Die Geschichte des Dosenöffners

Von der Dose bis zum Dosenöffner

Die Geschichte des Dosenöffners reicht weit zurück. Bis in die 1795 Jahre um genau zu sein. Niemand anderes als Napoleon Bonaparte brachte die Sache ins Rollen. Er wollte das seine Soldaten, während der Schlachtzüge ausreichend und über lange Zeit mit Nahrung versorgt werden konnten. So entstand die Idee eine Behältnisses, in dem die Nahrung haltbar blieb und ohne Probleme transportiert werden konnte. Dies war der Beginn der Konservendose.

Der Dosenöffner wie wir ihn kennen

Die erste Konservendose wurde bereits im Jahre 1810 entwickelt und zum Patent angemeldet. Das Blech der Dosen war dabei jedoch viel dicker als wir es heute bei handelsüblichen Dosen kennen. Die Dosen wurden außerdem mit Blei verlötet. Aus diesem Grund kam es auch oft zu Bleivergiftungen. Betroffene litten unter Appetit- und Kraftverlust. In vielen Fällen starben sie. Der englische Entwickler, Peter Durand hat sich zu diesem Zeitpunkt noch keine Gedanken darüber gemacht wie diese Dose komfortabel geöffnet werden kann. So mussten die Menschen früher kreativ werden. Mit Meißel und Hammer konnte das Öffnen einer Dose schon mal eine Stunde dauern. Im Laufe der Jahre gabe es viele eigens entwickelte Werkzeuge, die das Öffnen erleichtern sollten.

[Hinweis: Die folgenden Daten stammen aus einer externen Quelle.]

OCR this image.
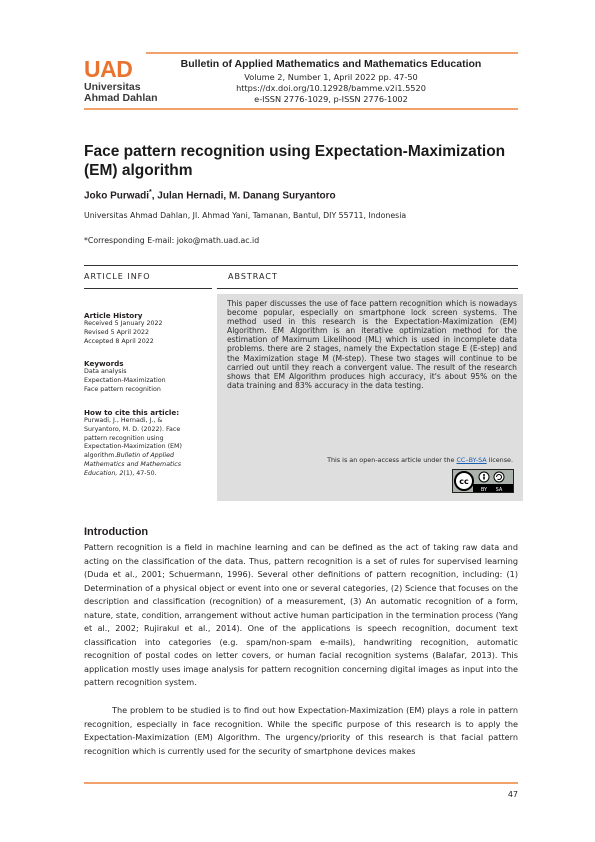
UAD
Universitas
Ahmad Dahlan
Bulletin of Applied Mathematics and Mathematics Education
Volume 2, Number 1, April 2022 pp. 47-50
https://dx.doi.org/10.12928/bamme.v2i1.5520
e-ISSN 2776-1029, p-ISSN 2776-1002
Face pattern recognition using Expectation-Maximization (EM) algorithm
Joko Purwadi*, Julan Hernadi, M. Danang Suryantoro
Universitas Ahmad Dahlan, Jl. Ahmad Yani, Tamanan, Bantul, DIY 55711, Indonesia
*Corresponding E-mail: joko@math.uad.ac.id
ARTICLE INFO	ABSTRACT
Article History
Received 5 January 2022
Revised 5 April 2022
Accepted 8 April 2022
Keywords
Data analysis
Expectation-Maximization
Face pattern recognition
How to cite this article:
Purwadi, J., Hernadi, J., &
Suryantoro, M. D. (2022). Face
pattern recognition using
Expectation-Maximization (EM)
algorithm.Bulletin of Applied
Mathematics and Mathematics
Education, 2(1), 47-50.
This paper discusses the use of face pattern recognition which is nowadays become popular, especially on smartphone lock screen systems. The method used in this research is the Expectation-Maximization (EM) Algorithm. EM Algorithm is an iterative optimization method for the estimation of Maximum Likelihood (ML) which is used in incomplete data problems. there are 2 stages, namely the Expectation stage E (E-step) and the Maximization stage M (M-step). These two stages will continue to be carried out until they reach a convergent value. The result of the research shows that EM Algorithm produces high accuracy, it's about 95% on the data training and 83% accuracy in the data testing.
This is an open-access article under the CC–BY-SA license.
cc
BY SA
Introduction
Pattern recognition is a field in machine learning and can be defined as the act of taking raw data and acting on the classification of the data. Thus, pattern recognition is a set of rules for supervised learning (Duda et al., 2001; Schuermann, 1996). Several other definitions of pattern recognition, including: (1) Determination of a physical object or event into one or several categories, (2) Science that focuses on the description and classification (recognition) of a measurement, (3) An automatic recognition of a form, nature, state, condition, arrangement without active human participation in the termination process (Yang et al., 2002; Rujirakul et al., 2014). One of the applications is speech recognition, document text classification into categories (e.g. spam/non-spam e-mails), handwriting recognition, automatic recognition of postal codes on letter covers, or human facial recognition systems (Balafar, 2013). This application mostly uses image analysis for pattern recognition concerning digital images as input into the pattern recognition system.
The problem to be studied is to find out how Expectation-Maximization (EM) plays a role in pattern recognition, especially in face recognition. While the specific purpose of this research is to apply the Expectation-Maximization (EM) Algorithm. The urgency/priority of this research is that facial pattern recognition which is currently used for the security of smartphone devices makes
47
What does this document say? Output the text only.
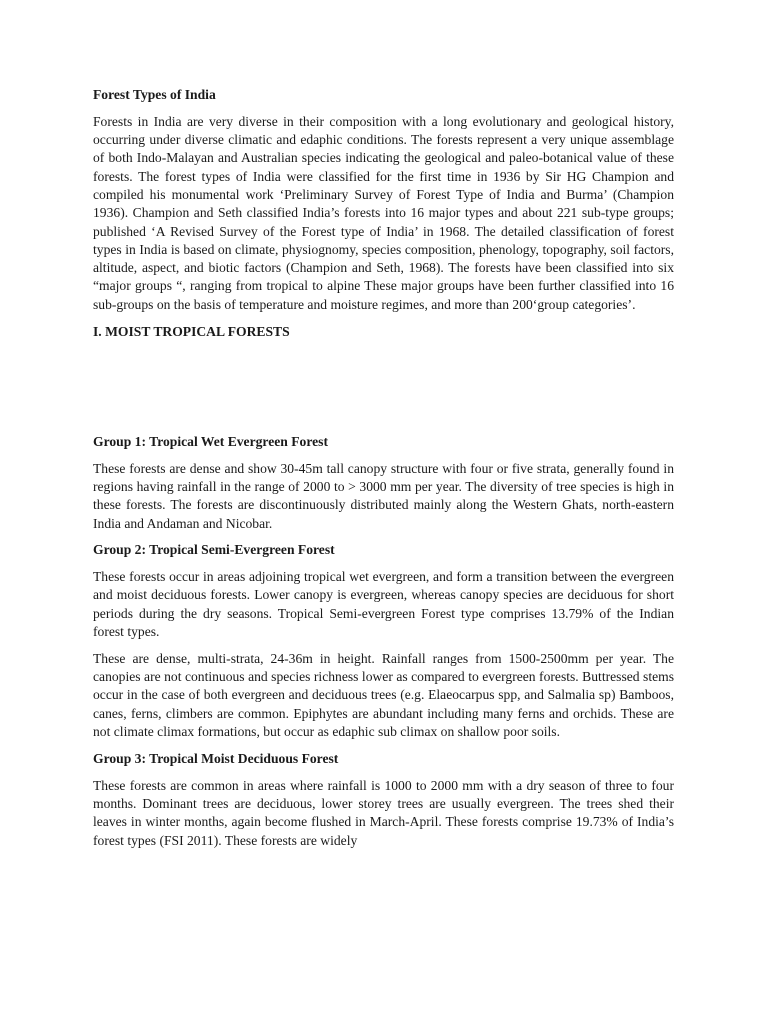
Forest Types of India

Forests in India are very diverse in their composition with a long evolutionary and geological history, occurring under diverse climatic and edaphic conditions. The forests represent a very unique assemblage of both Indo-Malayan and Australian species indicating the geological and paleo-botanical value of these forests. The forest types of India were classified for the first time in 1936 by Sir HG Champion and compiled his monumental work ‘Preliminary Survey of Forest Type of India and Burma’ (Champion 1936). Champion and Seth classified India’s forests into 16 major types and about 221 sub-type groups; published ‘A Revised Survey of the Forest type of India’ in 1968. The detailed classification of forest types in India is based on climate, physiognomy, species composition, phenology, topography, soil factors, altitude, aspect, and biotic factors (Champion and Seth, 1968). The forests have been classified into six “major groups “, ranging from tropical to alpine These major groups have been further classified into 16 sub-groups on the basis of temperature and moisture regimes, and more than 200‘group categories’.

I. MOIST TROPICAL FORESTS
Group 1: Tropical Wet Evergreen Forest

These forests are dense and show 30-45m tall canopy structure with four or five strata, generally found in regions having rainfall in the range of 2000 to > 3000 mm per year. The diversity of tree species is high in these forests. The forests are discontinuously distributed mainly along the Western Ghats, north-eastern India and Andaman and Nicobar.

Group 2: Tropical Semi-Evergreen Forest

These forests occur in areas adjoining tropical wet evergreen, and form a transition between the evergreen and moist deciduous forests. Lower canopy is evergreen, whereas canopy species are deciduous for short periods during the dry seasons. Tropical Semi-evergreen Forest type comprises 13.79% of the Indian forest types.

These are dense, multi-strata, 24-36m in height. Rainfall ranges from 1500-2500mm per year. The canopies are not continuous and species richness lower as compared to evergreen forests. Buttressed stems occur in the case of both evergreen and deciduous trees (e.g. Elaeocarpus spp, and Salmalia sp) Bamboos, canes, ferns, climbers are common. Epiphytes are abundant including many ferns and orchids. These are not climate climax formations, but occur as edaphic sub climax on shallow poor soils.

Group 3: Tropical Moist Deciduous Forest

These forests are common in areas where rainfall is 1000 to 2000 mm with a dry season of three to four months. Dominant trees are deciduous, lower storey trees are usually evergreen. The trees shed their leaves in winter months, again become flushed in March-April. These forests comprise 19.73% of India’s forest types (FSI 2011). These forests are widely
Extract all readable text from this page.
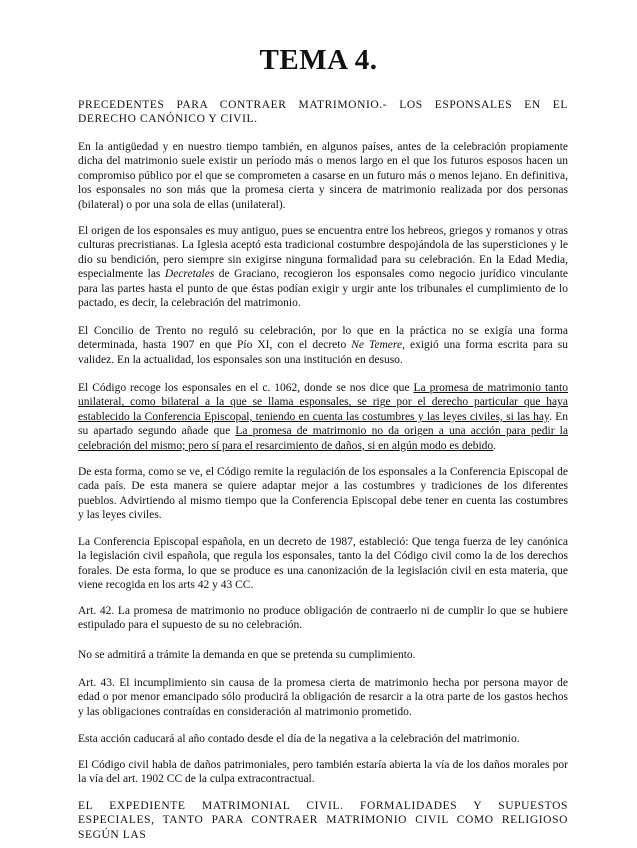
TEMA 4.

PRECEDENTES PARA CONTRAER MATRIMONIO.- LOS ESPONSALES EN EL DERECHO CANÓNICO Y CIVIL.

En la antigüedad y en nuestro tiempo también, en algunos países, antes de la celebración propiamente dicha del matrimonio suele existir un período más o menos largo en el que los futuros esposos hacen un compromiso público por el que se comprometen a casarse en un futuro más o menos lejano. En definitiva, los esponsales no son más que la promesa cierta y sincera de matrimonio realizada por dos personas (bilateral) o por una sola de ellas (unilateral).

El origen de los esponsales es muy antiguo, pues se encuentra entre los hebreos, griegos y romanos y otras culturas precristianas. La Iglesia aceptó esta tradicional costumbre despojándola de las supersticiones y le dio su bendición, pero siempre sin exigirse ninguna formalidad para su celebración. En la Edad Media, especialmente las Decretales de Graciano, recogieron los esponsales como negocio jurídico vinculante para las partes hasta el punto de que éstas podían exigir y urgir ante los tribunales el cumplimiento de lo pactado, es decir, la celebración del matrimonio.

El Concilio de Trento no reguló su celebración, por lo que en la práctica no se exigía una forma determinada, hasta 1907 en que Pío XI, con el decreto Ne Temere, exigió una forma escrita para su validez. En la actualidad, los esponsales son una institución en desuso.

El Código recoge los esponsales en el c. 1062, donde se nos dice que La promesa de matrimonio tanto unilateral, como bilateral a la que se llama esponsales, se rige por el derecho particular que haya establecido la Conferencia Episcopal, teniendo en cuenta las costumbres y las leyes civiles, si las hay. En su apartado segundo añade que La promesa de matrimonio no da origen a una acción para pedir la celebración del mismo; pero sí para el resarcimiento de daños, si en algún modo es debido.

De esta forma, como se ve, el Código remite la regulación de los esponsales a la Conferencia Episcopal de cada país. De esta manera se quiere adaptar mejor a las costumbres y tradiciones de los diferentes pueblos. Advirtiendo al mismo tiempo que la Conferencia Episcopal debe tener en cuenta las costumbres y las leyes civiles.

La Conferencia Episcopal española, en un decreto de 1987, estableció: Que tenga fuerza de ley canónica la legislación civil española, que regula los esponsales, tanto la del Código civil como la de los derechos forales. De esta forma, lo que se produce es una canonización de la legislación civil en esta materia, que viene recogida en los arts 42 y 43 CC.

Art. 42. La promesa de matrimonio no produce obligación de contraerlo ni de cumplir lo que se hubiere estipulado para el supuesto de su no celebración.

No se admitirá a trámite la demanda en que se pretenda su cumplimiento.

Art. 43. El incumplimiento sin causa de la promesa cierta de matrimonio hecha por persona mayor de edad o por menor emancipado sólo producirá la obligación de resarcir a la otra parte de los gastos hechos y las obligaciones contraídas en consideración al matrimonio prometido.

Esta acción caducará al año contado desde el día de la negativa a la celebración del matrimonio.

El Código civil habla de daños patrimoniales, pero también estaría abierta la vía de los daños morales por la vía del art. 1902 CC de la culpa extracontractual.

EL EXPEDIENTE MATRIMONIAL CIVIL. FORMALIDADES Y SUPUESTOS ESPECIALES, TANTO PARA CONTRAER MATRIMONIO CIVIL COMO RELIGIOSO SEGÚN LAS
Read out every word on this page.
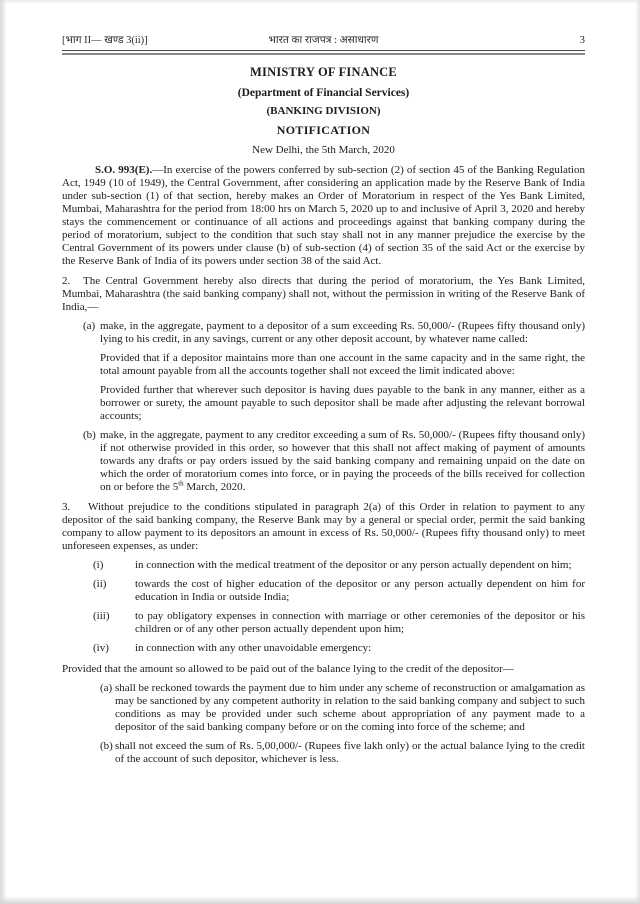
[भाग II— खण्ड 3(ii)]	भारत का राजपत्र : असाधारण	3
MINISTRY OF FINANCE
(Department of Financial Services)
(BANKING DIVISION)
NOTIFICATION
New Delhi, the 5th March, 2020

S.O. 993(E).—In exercise of the powers conferred by sub-section (2) of section 45 of the Banking Regulation Act, 1949 (10 of 1949), the Central Government, after considering an application made by the Reserve Bank of India under sub-section (1) of that section, hereby makes an Order of Moratorium in respect of the Yes Bank Limited, Mumbai, Maharashtra for the period from 18:00 hrs on March 5, 2020 up to and inclusive of April 3, 2020 and hereby stays the commencement or continuance of all actions and proceedings against that banking company during the period of moratorium, subject to the condition that such stay shall not in any manner prejudice the exercise by the Central Government of its powers under clause (b) of sub-section (4) of section 35 of the said Act or the exercise by the Reserve Bank of India of its powers under section 38 of the said Act.

2. The Central Government hereby also directs that during the period of moratorium, the Yes Bank Limited, Mumbai, Maharashtra (the said banking company) shall not, without the permission in writing of the Reserve Bank of India,—

(a) make, in the aggregate, payment to a depositor of a sum exceeding Rs. 50,000/- (Rupees fifty thousand only) lying to his credit, in any savings, current or any other deposit account, by whatever name called:
Provided that if a depositor maintains more than one account in the same capacity and in the same right, the total amount payable from all the accounts together shall not exceed the limit indicated above:
Provided further that wherever such depositor is having dues payable to the bank in any manner, either as a borrower or surety, the amount payable to such depositor shall be made after adjusting the relevant borrowal accounts;
(b) make, in the aggregate, payment to any creditor exceeding a sum of Rs. 50,000/- (Rupees fifty thousand only) if not otherwise provided in this order, so however that this shall not affect making of payment of amounts towards any drafts or pay orders issued by the said banking company and remaining unpaid on the date on which the order of moratorium comes into force, or in paying the proceeds of the bills received for collection on or before the 5th March, 2020.

3. Without prejudice to the conditions stipulated in paragraph 2(a) of this Order in relation to payment to any depositor of the said banking company, the Reserve Bank may by a general or special order, permit the said banking company to allow payment to its depositors an amount in excess of Rs. 50,000/- (Rupees fifty thousand only) to meet unforeseen expenses, as under:

(i)	in connection with the medical treatment of the depositor or any person actually dependent on him;
(ii)	towards the cost of higher education of the depositor or any person actually dependent on him for education in India or outside India;
(iii) to pay obligatory expenses in connection with marriage or other ceremonies of the depositor or his children or of any other person actually dependent upon him;
(iv) in connection with any other unavoidable emergency:
Provided that the amount so allowed to be paid out of the balance lying to the credit of the depositor—
(a) shall be reckoned towards the payment due to him under any scheme of reconstruction or amalgamation as may be sanctioned by any competent authority in relation to the said banking company and subject to such conditions as may be provided under such scheme about appropriation of any payment made to a depositor of the said banking company before or on the coming into force of the scheme; and
(b) shall not exceed the sum of Rs. 5,00,000/- (Rupees five lakh only) or the actual balance lying to the credit of the account of such depositor, whichever is less.
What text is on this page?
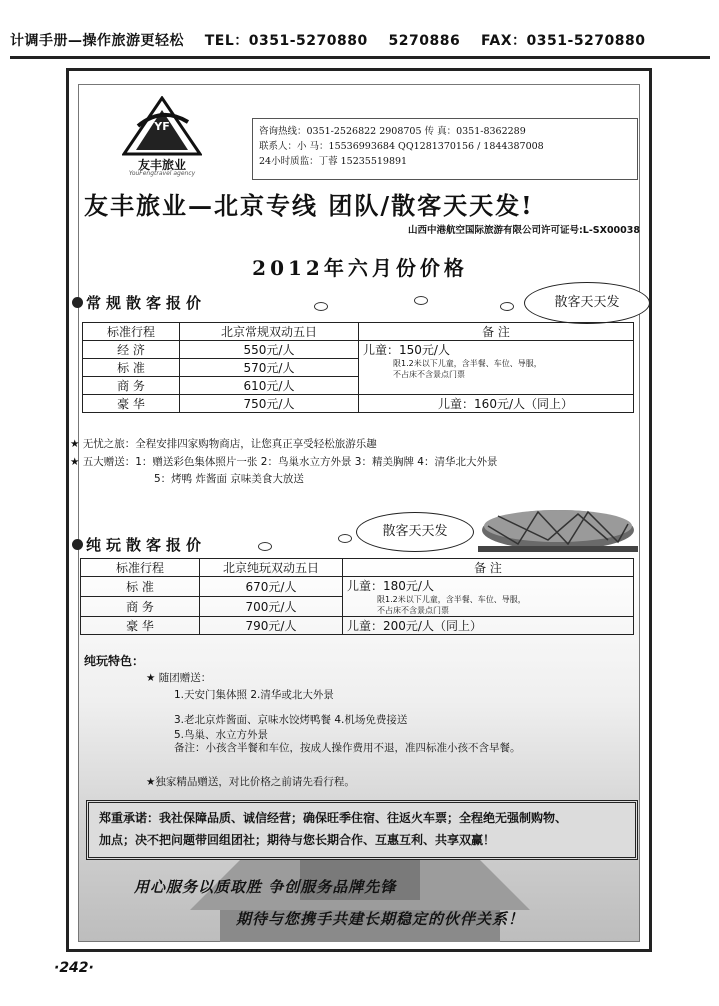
计调手册—操作旅游更轻松 TEL：0351-5270880 5270886 FAX：0351-5270880
YF
友丰旅业
YouFengtravel agency
咨询热线：0351-2526822 2908705 传 真：0351-8362289
联系人：小 马：15536993684 QQ1281370156 / 1844387008
24小时质监：丁蓉 15235519891
友丰旅业—北京专线 团队/散客天天发!
山西中港航空国际旅游有限公司许可证号:L-SX00038
2012年六月份价格
常规散客报价	散客天天发
标准行程	北京常规双动五日	备 注
经 济	550元/人	儿童：150元/人
限1.2米以下儿童，含半餐、车位、导服，
不占床不含景点门票

标 准	570元/人	
商 务	610元/人	
豪 华	750元/人	儿童：160元/人（同上）
★ 无忧之旅：全程安排四家购物商店，让您真正享受轻松旅游乐趣
★ 五大赠送：1：赠送彩色集体照片一张 2：鸟巢水立方外景 3：精美胸牌 4：清华北大外景
5：烤鸭 炸酱面 京味美食大放送
散客天天发
纯玩散客报价
标准行程	北京纯玩双动五日	备 注
标 准	670元/人	儿童：180元/人
限1.2米以下儿童，含半餐、车位、导服，
不占床不含景点门票

商 务	700元/人	
豪 华	790元/人	儿童：200元/人（同上）
纯玩特色：
★ 随团赠送：
1.天安门集体照 2.清华或北大外景
3.老北京炸酱面、京味水饺烤鸭餐 4.机场免费接送
5.鸟巢、水立方外景
备注：小孩含半餐和车位，按成人操作费用不退，准四标准小孩不含早餐。
★独家精品赠送，对比价格之前请先看行程。
郑重承诺：我社保障品质、诚信经营；确保旺季住宿、往返火车票；全程绝无强制购物、
加点；决不把问题带回组团社；期待与您长期合作、互惠互利、共享双赢！
用心服务以质取胜 争创服务品牌先锋
期待与您携手共建长期稳定的伙伴关系！
·242·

Doch erst 1870 meldete der US-Amerikaner William Lyman Patent für einen Dosenöffner mit Schneidrad an, ähnlich wie wir Ihn heute kennen. Dazu kam das auch die Dose weiterentwickelt und dementsprechend aus dünnerem Blech angefertigt wurde. Heutzutage werden Jährlich mehr als 300 Milliarden Dosen hergestellt, bei denen der Dosenöffner zum Einsatz kommen kann. Viele Dosen besitzen bereits Laschen, mit denen sich die Dose ohne Hilfsmittel öffnen lässt. Wenn das mal nicht eine steile Entwicklung ist.